Called base number of each read >= [25]	Selected by default. Trims low quality bases from reads when a consecutive number of bases (“x”) falls below the specified qualify score threshold (“y”). Note: If Trimming is also selected, then the called base number that is used for this function is the number of bases that remain after trimming.
Trim or reject read when >= [3] base(s) with score <= [16]	Selected by default. Trims low quality based from reds when a consecutive number of bases (“x”) falls below the specified quality score threshold (“y”). Note: For additional information about how this option works, see Trim or Reject Read While >= [x] Bases with Score <= [y].
Paired read data	Available only if paired read data is being analyzed. Select this option if you are converting a mate-paired or paired-end files. NextGENe uses a placeholder “N” for reads that are removed because of low quality, which is necessary to maintain mate-paired or paired-end read information.
Remove 5’ [2] bases and 3’ [4] bases	Trims the specified number of bases from the 5’ and/0r 3’ ends.
Keep only bases [0] to [0]	Trims the reads to keep the only the specified portion of the read.
Trim by sequences	Select this option to trim reads where the specified sequence occurs. See Trim by Sequences.
Trim by sequences in file	Select this option and then click the Browse button load a tab-delimited text file that contains the sequences by which the reads are to be trimmed. See Trim by Sequences in the File.
Custom linker	Applicable only for mate-paired Roche data or mate-paired Ion Torrent data where both pairs are located in the same read. Select this option if you used a custom linker. NextGENe automatically detects the standard linker sequences.

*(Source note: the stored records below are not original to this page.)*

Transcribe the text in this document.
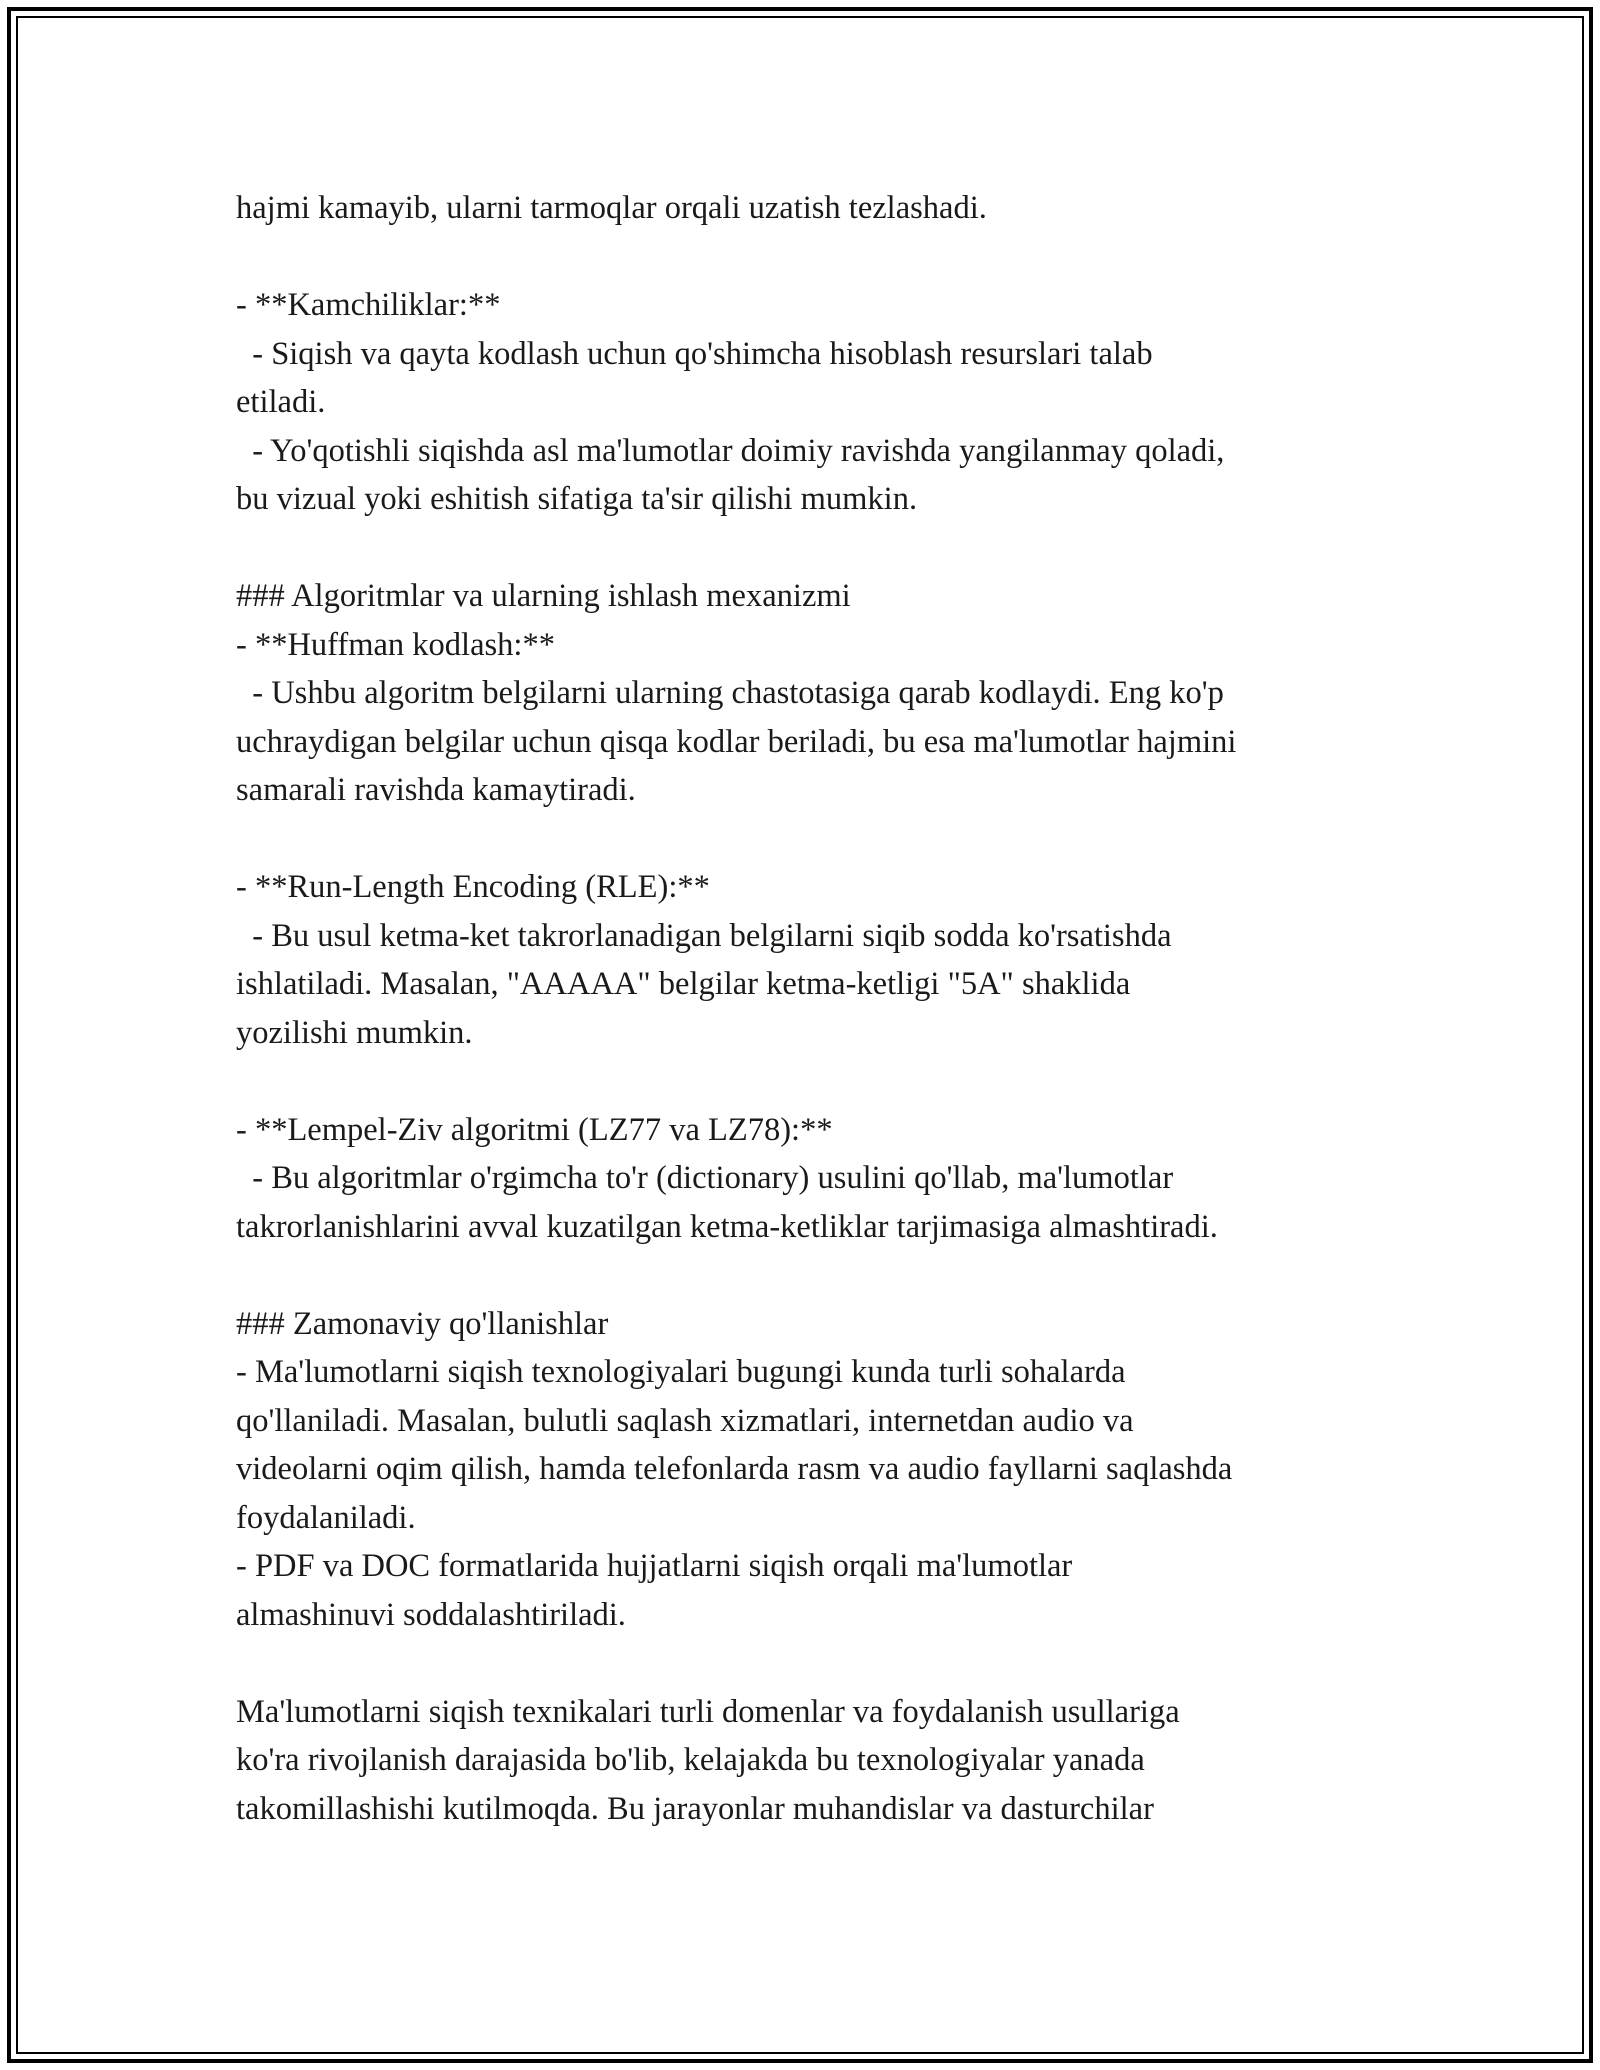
hajmi kamayib, ularni tarmoqlar orqali uzatish tezlashadi.
- **Kamchiliklar:**
- Siqish va qayta kodlash uchun qo'shimcha hisoblash resurslari talab
etiladi.
- Yo'qotishli siqishda asl ma'lumotlar doimiy ravishda yangilanmay qoladi,
bu vizual yoki eshitish sifatiga ta'sir qilishi mumkin.
### Algoritmlar va ularning ishlash mexanizmi
- **Huffman kodlash:**
- Ushbu algoritm belgilarni ularning chastotasiga qarab kodlaydi. Eng ko'p
uchraydigan belgilar uchun qisqa kodlar beriladi, bu esa ma'lumotlar hajmini
samarali ravishda kamaytiradi.
- **Run-Length Encoding (RLE):**
- Bu usul ketma-ket takrorlanadigan belgilarni siqib sodda ko'rsatishda
ishlatiladi. Masalan, "AAAAA" belgilar ketma-ketligi "5A" shaklida
yozilishi mumkin.
- **Lempel-Ziv algoritmi (LZ77 va LZ78):**
- Bu algoritmlar o'rgimcha to'r (dictionary) usulini qo'llab, ma'lumotlar
takrorlanishlarini avval kuzatilgan ketma-ketliklar tarjimasiga almashtiradi.
### Zamonaviy qo'llanishlar
- Ma'lumotlarni siqish texnologiyalari bugungi kunda turli sohalarda
qo'llaniladi. Masalan, bulutli saqlash xizmatlari, internetdan audio va
videolarni oqim qilish, hamda telefonlarda rasm va audio fayllarni saqlashda
foydalaniladi.
- PDF va DOC formatlarida hujjatlarni siqish orqali ma'lumotlar
almashinuvi soddalashtiriladi.
Ma'lumotlarni siqish texnikalari turli domenlar va foydalanish usullariga
ko'ra rivojlanish darajasida bo'lib, kelajakda bu texnologiyalar yanada
takomillashishi kutilmoqda. Bu jarayonlar muhandislar va dasturchilar
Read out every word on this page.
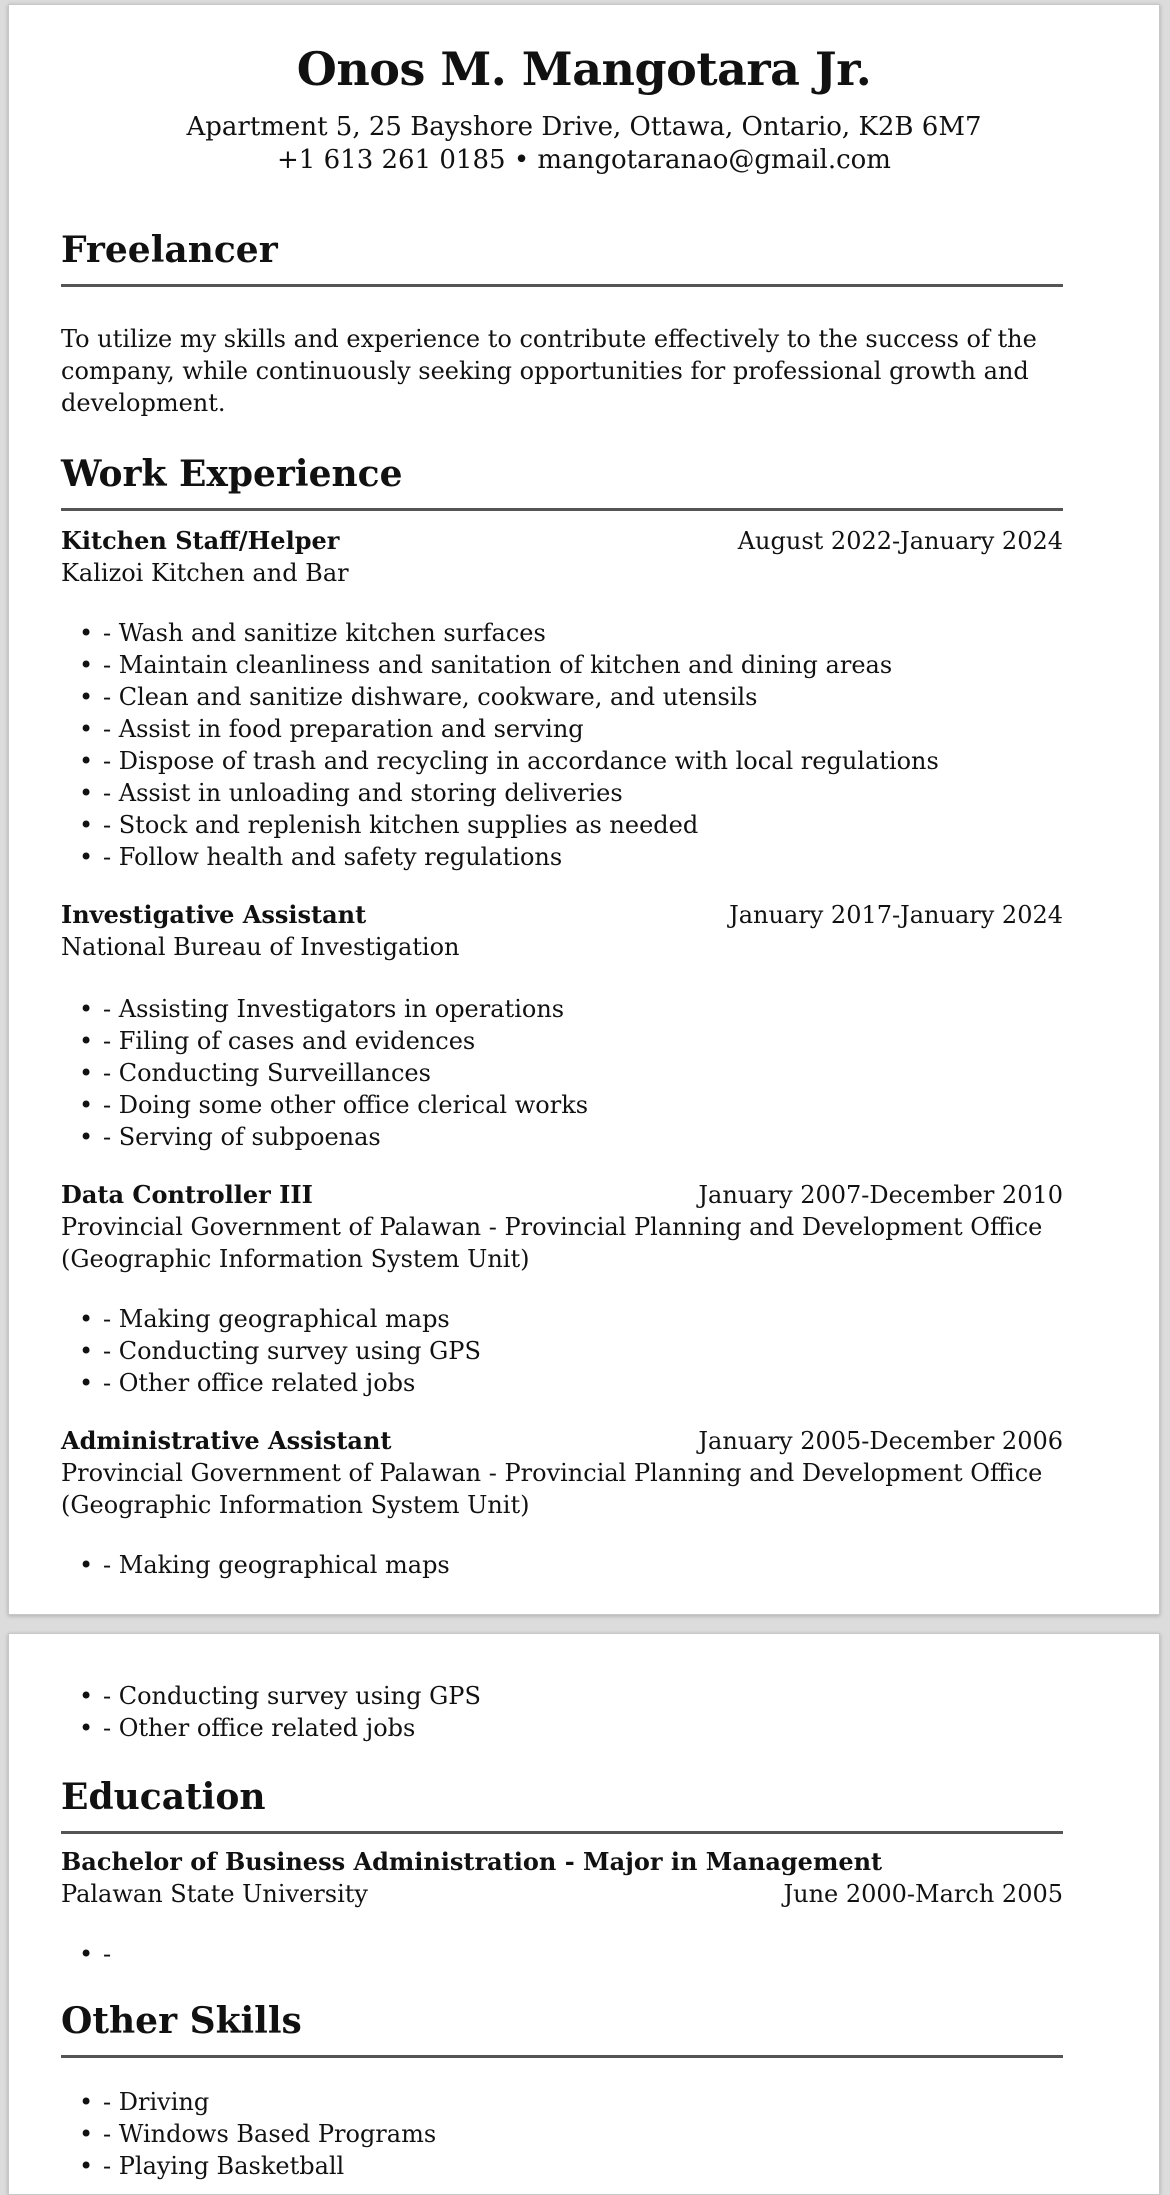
Onos M. Mangotara Jr.

Apartment 5, 25 Bayshore Drive, Ottawa, Ontario, K2B 6M7

+1 613 261 0185 • mangotaranao@gmail.com

Freelancer

To utilize my skills and experience to contribute effectively to the success of the company, while continuously seeking opportunities for professional growth and development.

Work Experience
Kitchen Staff/Helper	August 2022-January 2024
Kalizoi Kitchen and Bar
• - Wash and sanitize kitchen surfaces
• - Maintain cleanliness and sanitation of kitchen and dining areas
• - Clean and sanitize dishware, cookware, and utensils
• - Assist in food preparation and serving
• - Dispose of trash and recycling in accordance with local regulations
• - Assist in unloading and storing deliveries
• - Stock and replenish kitchen supplies as needed
• - Follow health and safety regulations
Investigative Assistant	January 2017-January 2024
National Bureau of Investigation
• - Assisting Investigators in operations
• - Filing of cases and evidences
• - Conducting Surveillances
• - Doing some other office clerical works
• - Serving of subpoenas
Data Controller III	January 2007-December 2010
Provincial Government of Palawan - Provincial Planning and Development Office (Geographic Information System Unit)
• - Making geographical maps
• - Conducting survey using GPS
• - Other office related jobs
Administrative Assistant	January 2005-December 2006
Provincial Government of Palawan - Provincial Planning and Development Office (Geographic Information System Unit)
• - Making geographical maps
• - Conducting survey using GPS
• - Other office related jobs
Education
Bachelor of Business Administration - Major in Management
Palawan State University	June 2000-March 2005
• -
Other Skills
• - Driving
• - Windows Based Programs
• - Playing Basketball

Even if you select the options by which to filter and trim low quality reads, at any time, you can click Default Settings to clear your options and replace them with the preset values from SoftGenetics.

6. Optionally, before you process the files, click Save to save the settings that you have specified to a Settings file (.ini file).

You can always load this file at a later date and process other data files according to the saved settings in the file.

7. Do one of the following:

• Click Add Job to save this job, and open another tab for a file conversion. Repeat this step to add all needed conversion jobs, and then click OK to run the jobs in the order in which you created them. The converted files are saved in the directory that you specified in Step 4.

• Click OK to immediately run this job. The converted file is saved in the directory that you specified in Step 4.